More controversial is the KAAN's generation. The lines between fourth and fifth generation fighters have been blurred substantially since the largely-European "4.5" generation fighters entered service in the 2000s. Those aircraft incorporated some fifth generation features - passive phased array radars, radar cross section reduction, high-capability onboard computers - and even pioneered new features lacking on the first 5th gen, the F-22, like airborne IRST and active phased arrays. Most people, however, do not consider these aircraft "true" fifth gen thanks to one key missing feature - stealth. Many 4.5 gen fighters were designed for reduced radar cross sections, but a key shibboleth of a 5th gen is true radar stealth - more accurately known as low observability. 

Of late, the Korean KAI KF-21 prototype has confused these distinctions even further, incorporating many stealth features (radar detection resistant-shaping) but not others (internal weapons bay). Korean Aerospace Industries, the KF-21's design lead and manufacturer, has termed the aircraft a 4.5 generation fighter but maintained that later versions will be 5th generation, despite doubts. 
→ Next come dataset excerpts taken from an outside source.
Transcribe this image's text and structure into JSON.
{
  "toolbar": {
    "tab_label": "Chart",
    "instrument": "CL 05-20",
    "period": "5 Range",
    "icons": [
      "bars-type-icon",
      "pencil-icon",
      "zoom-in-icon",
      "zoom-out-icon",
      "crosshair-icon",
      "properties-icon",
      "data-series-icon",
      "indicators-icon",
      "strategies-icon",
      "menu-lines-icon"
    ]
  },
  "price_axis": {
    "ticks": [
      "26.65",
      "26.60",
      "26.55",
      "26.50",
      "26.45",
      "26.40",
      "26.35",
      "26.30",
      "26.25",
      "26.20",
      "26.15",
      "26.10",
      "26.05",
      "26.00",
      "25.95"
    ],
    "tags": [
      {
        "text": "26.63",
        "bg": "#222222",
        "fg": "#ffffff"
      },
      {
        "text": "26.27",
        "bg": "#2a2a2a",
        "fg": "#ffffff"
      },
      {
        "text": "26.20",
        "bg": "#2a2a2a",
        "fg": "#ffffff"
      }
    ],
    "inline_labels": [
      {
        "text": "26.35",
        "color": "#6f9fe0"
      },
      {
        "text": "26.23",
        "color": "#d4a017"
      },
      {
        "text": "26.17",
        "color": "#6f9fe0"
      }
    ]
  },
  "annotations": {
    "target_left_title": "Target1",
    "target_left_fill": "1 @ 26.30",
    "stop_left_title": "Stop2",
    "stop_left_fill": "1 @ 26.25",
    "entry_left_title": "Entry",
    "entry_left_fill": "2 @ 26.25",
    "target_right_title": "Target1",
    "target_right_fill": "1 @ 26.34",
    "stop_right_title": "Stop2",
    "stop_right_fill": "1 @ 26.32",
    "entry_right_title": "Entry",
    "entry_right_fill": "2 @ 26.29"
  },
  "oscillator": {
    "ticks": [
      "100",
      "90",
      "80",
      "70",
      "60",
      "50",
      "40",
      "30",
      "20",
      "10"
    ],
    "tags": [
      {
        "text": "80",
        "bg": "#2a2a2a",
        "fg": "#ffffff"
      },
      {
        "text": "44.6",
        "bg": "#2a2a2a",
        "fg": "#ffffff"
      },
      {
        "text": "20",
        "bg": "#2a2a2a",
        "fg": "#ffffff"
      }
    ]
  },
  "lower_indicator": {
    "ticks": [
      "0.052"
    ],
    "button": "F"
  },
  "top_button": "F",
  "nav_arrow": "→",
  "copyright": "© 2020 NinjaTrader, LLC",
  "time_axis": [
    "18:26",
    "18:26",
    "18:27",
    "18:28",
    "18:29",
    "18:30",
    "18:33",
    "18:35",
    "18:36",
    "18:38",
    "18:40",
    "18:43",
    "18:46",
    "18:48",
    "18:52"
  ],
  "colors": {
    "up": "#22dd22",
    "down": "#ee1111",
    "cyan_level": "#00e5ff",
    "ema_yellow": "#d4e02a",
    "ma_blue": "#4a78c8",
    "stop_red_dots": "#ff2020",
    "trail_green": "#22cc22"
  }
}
I think that this category is where the KAAN belongs. While hard to judge, as information on stealth materials, coatings, and shaping is largely classified, it is highly likely that all-aspect radar stealth is beyond Türkiye's domestic aircraft industry - as, it seems, it is beyond every nation's but the United States, Russia, and China

Fighter Jet Diplomacy

Perhaps the true purpose of the KAAN is not the prestige of joining the elite club of nations with a domestic fighter jet, or the military capability it will bring after Türkiye was excluded from the F-35 program. Instead, most likely, its primary purpose will be the same as that of the famed Bayraktar TB2: export diplomacy. The TB2 and its less-trumpeted but equally successful larger cousin Akıncı have together garnered billions of dollars of exports to dozens of countries. Türkiye and its relatively new but well-supported defense industrial base can produce high-capability platforms for low costs, making them especially popular in the Middle East and Asia - both already targets for KAAN exports, which will likely compete with South Korea’s KF-21 for the share of the market that can’t afford the F-35 (or to whom, like Türkiye, America won’t sell). This will not only allow TAI to defray development costs and support a more robust production line, but it will (like Türkiye's drone exports already have) give Türkiye valuable leverage in trade and security agreements - a lesson they learned from the way the US used F-16 exports as a bargaining chip in Sweden’s NATO accession talks. 

Even though the KAAN may not be a true fifth generation fighter, much like the KF-21, it has the potential to grow into one. And paired with Türkiye’s formidable catalog of air-launched weapons, future loyal wingman programs, and existing unmanned vehicle customers, the KAAN has immense potential as the successor to high-capability, low-cost 4th generation fighters like the F-16 or MiG-29 - exactly as TAI and the Turkish government are pitching it domestically and abroad.